Portal de Periódicos da CAPES

Variants at 6q21 implicate PRDM1 in the etiology of therapy-induced second malignancies after Hodgkin's lymphoma

2011; Nature Portfolio; Volume: 17; Issue: 8 Linguagem: Inglês

10.1038/nm.2407

1546-170X

Timothy Best, Dalin Li, Andrew D. Skol, Tomas Kirchhoff, Sarah Jackson, Yutaka Yasui, Ravi Bhatia, Louise C. Strong, Susan M. Domchek, Katherine L. Nathanson, Olufunmilayo I. Olopade, R. Stephanie Huang, Thomas M. Mack, David V. Conti, Kenneth Offit, Wendy Cozen, Leslie L. Robison, Kenan Onel,

Cancer-related molecular mechanisms research

Patients undergoing radiation treatment for Hodgkins's lymphoma are at increased risk of developing secondary malignancies with time. This genome-wide analysis identifies genetic polymorphisms associated with increased risk of secondary malignancies in treated children.
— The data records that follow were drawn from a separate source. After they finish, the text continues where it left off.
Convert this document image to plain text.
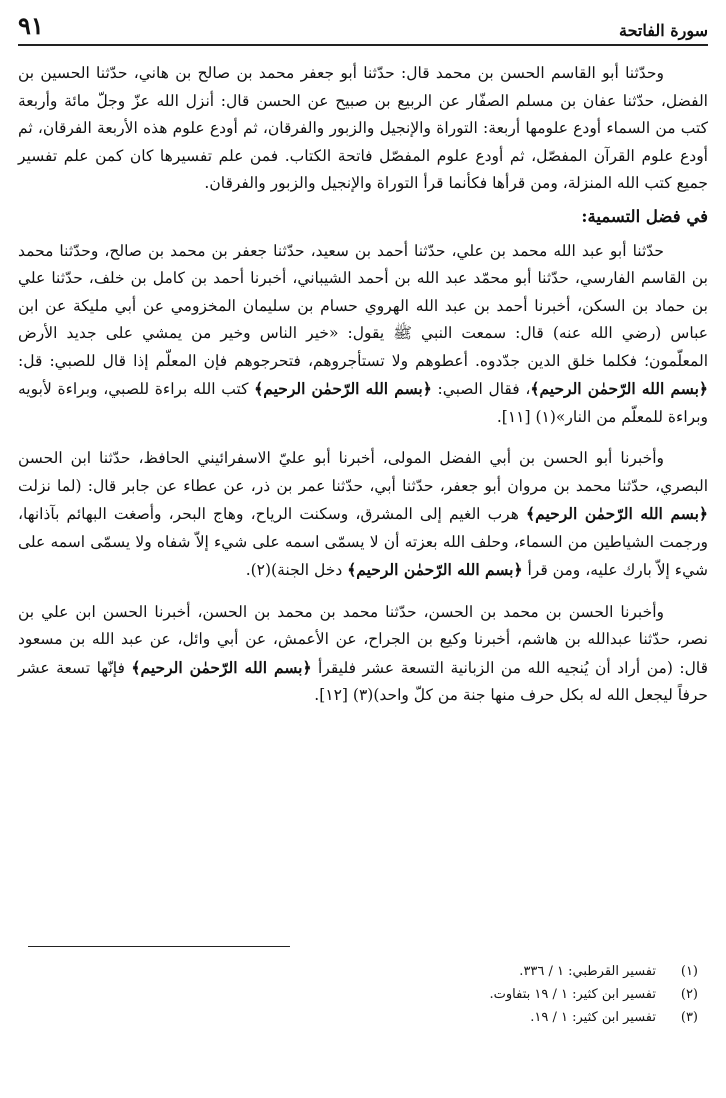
سورة الفاتحة
٩١

وحدّثنا أبو القاسم الحسن بن محمد قال: حدّثنا أبو جعفر محمد بن صالح بن هاني، حدّثنا الحسين بن الفضل، حدّثنا عفان بن مسلم الصفّار عن الربيع بن صبيح عن الحسن قال: أنزل الله عزّ وجلّ مائة وأربعة كتب من السماء أودع علومها أربعة: التوراة والإنجيل والزبور والفرقان، ثم أودع علوم هذه الأربعة الفرقان، ثم أودع علوم القرآن المفصّل، ثم أودع علوم المفصّل فاتحة الكتاب. فمن علم تفسيرها كان كمن علم تفسير جميع كتب الله المنزلة، ومن قرأها فكأنما قرأ التوراة والإنجيل والزبور والفرقان.

في فضل التسمية:

حدّثنا أبو عبد الله محمد بن علي، حدّثنا أحمد بن سعيد، حدّثنا جعفر بن محمد بن صالح، وحدّثنا محمد بن القاسم الفارسي، حدّثنا أبو محمّد عبد الله بن أحمد الشيباني، أخبرنا أحمد بن كامل بن خلف، حدّثنا علي بن حماد بن السكن، أخبرنا أحمد بن عبد الله الهروي حسام بن سليمان المخزومي عن أبي مليكة عن ابن عباس (رضي الله عنه) قال: سمعت النبي ﷺ يقول: «خير الناس وخير من يمشي على جديد الأرض المعلّمون؛ فكلما خلق الدين جدّدوه. أعطوهم ولا تستأجروهم، فتحرجوهم فإن المعلّم إذا قال للصبي: قل: ﴿بسم الله الرّحمٰن الرحيم﴾، فقال الصبي: ﴿بسم الله الرّحمٰن الرحيم﴾ كتب الله براءة للصبي، وبراءة لأبويه وبراءة للمعلّم من النار»(١) [١١].

وأخبرنا أبو الحسن بن أبي الفضل المولى، أخبرنا أبو عليّ الاسفرائيني الحافظ، حدّثنا ابن الحسن البصري، حدّثنا محمد بن مروان أبو جعفر، حدّثنا أبي، حدّثنا عمر بن ذر، عن عطاء عن جابر قال: (لما نزلت ﴿بسم الله الرّحمٰن الرحيم﴾ هرب الغيم إلى المشرق، وسكنت الرياح، وهاج البحر، وأصغت البهائم بآذانها، ورجمت الشياطين من السماء، وحلف الله بعزته أن لا يسمّى اسمه على شيء إلاّ شفاه ولا يسمّى اسمه على شيء إلاّ بارك عليه، ومن قرأ ﴿بسم الله الرّحمٰن الرحيم﴾ دخل الجنة)(٢).

وأخبرنا الحسن بن محمد بن الحسن، حدّثنا محمد بن محمد بن الحسن، أخبرنا الحسن ابن علي بن نصر، حدّثنا عبدالله بن هاشم، أخبرنا وكيع بن الجراح، عن الأعمش، عن أبي وائل، عن عبد الله بن مسعود قال: (من أراد أن يُنجيه الله من الزبانية التسعة عشر فليقرأ ﴿بسم الله الرّحمٰن الرحيم﴾ فإنّها تسعة عشر حرفاً ليجعل الله له بكل حرف منها جنة من كلّ واحد)(٣) [١٢].

(١)
تفسير القرطبي: ١ / ٣٣٦.
(٢)
تفسير ابن كثير: ١ / ١٩ بتفاوت.
(٣)
تفسير ابن كثير: ١ / ١٩.
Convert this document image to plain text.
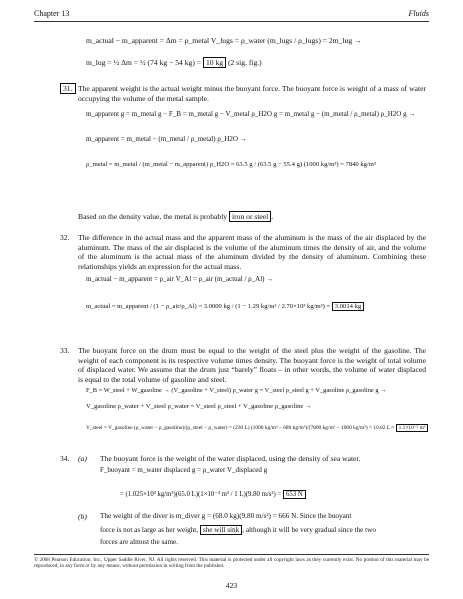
Chapter 13	Fluids
m_actual − m_apparent = Δm = ρ_metal V_lugs = ρ_water (m_lugs / ρ_lugs) = 2m_lug →
m_lug = ½ Δm = ½ (74 kg − 54 kg) = 10 kg (2 sig. fig.)
31. The apparent weight is the actual weight minus the buoyant force. The buoyant force is weight of a mass of water occupying the volume of the metal sample.
m_apparent g = m_metal g − F_B = m_metal g − V_metal ρ_H2O g = m_metal g − (m_metal / ρ_metal) ρ_H2O g →
m_apparent = m_metal − (m_metal / ρ_metal) ρ_H2O →
ρ_metal = m_metal / (m_metal − m_apparent) ρ_H2O = 63.5 g / (63.5 g − 55.4 g) (1000 kg/m³) = 7840 kg/m³
Based on the density value, the metal is probably iron or steel .
32. The difference in the actual mass and the apparent mass of the aluminum is the mass of the air displaced by the aluminum. The mass of the air displaced is the volume of the aluminum times the density of air, and the volume of the aluminum is the actual mass of the aluminum divided by the density of aluminum. Combining these relationships yields an expression for the actual mass.
m_actual − m_apparent = ρ_air V_Al = ρ_air (m_actual / ρ_Al) →
m_actual = m_apparent / (1 − ρ_air/ρ_Al) = 3.0000 kg / (1 − 1.29 kg/m³ / 2.70×10³ kg/m³) = 3.0014 kg
33. The buoyant force on the drum must be equal to the weight of the steel plus the weight of the gasoline. The weight of each component is its respective volume times density. The buoyant force is the weight of total volume of displaced water. We assume that the drum just “barely” floats – in other words, the volume of water displaced is equal to the total volume of gasoline and steel.
F_B = W_steel + W_gasoline → (V_gasoline + V_steel) ρ_water g = V_steel ρ_steel g + V_gasoline ρ_gasoline g →
V_gasoline ρ_water + V_steel ρ_water = V_steel ρ_steel + V_gasoline ρ_gasoline →
V_steel = V_gasoline (ρ_water − ρ_gasoline)/(ρ_steel − ρ_water) = (230 L) (1000 kg/m³ − 680 kg/m³)/(7800 kg/m³ − 1000 kg/m³) = 10.82 L ≈ 1.1×10⁻² m³
34. (a) The buoyant force is the weight of the water displaced, using the density of sea water.
F_buoyant = m_water displaced g = ρ_water V_displaced g
= (1.025×10³ kg/m³)(65.0 L)(1×10⁻³ m³ / 1 L)(9.80 m/s²) = 653 N
(b) The weight of the diver is m_diver g = (68.0 kg)(9.80 m/s²) = 666 N. Since the buoyant
force is not as large as her weight, she will sink , although it will be very gradual since the two
forces are almost the same.
© 2008 Pearson Education, Inc., Upper Saddle River, NJ. All rights reserved. This material is protected under all copyright laws as they currently exist. No portion of this material may be reproduced, in any form or by any means, without permission in writing from the publisher.
423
The risk alleles result in decreased radiation-mediated induction of PRDM1, a tumor suppressor transcription factor, leading to impaired repression of oncogenic drivers such as MYC. Survivors of pediatric Hodgkin's lymphoma are at risk for radiation therapy–induced second malignant neoplasms (SMNs). We identified two variants at chromosome 6q21 associated with SMNs in survivors of Hodgkin's lymphoma treated with radiation therapy as children but not as adults. The variants comprise a risk locus associated with decreased basal expression of PRDM1 (encoding PR domain containing 1, with ZNF domain) and impaired induction of the PRDM1 protein after radiation exposure. These data suggest a new gene-exposure interaction that may implicate PRDM1 in the etiology of radiation therapy-induced SMNs.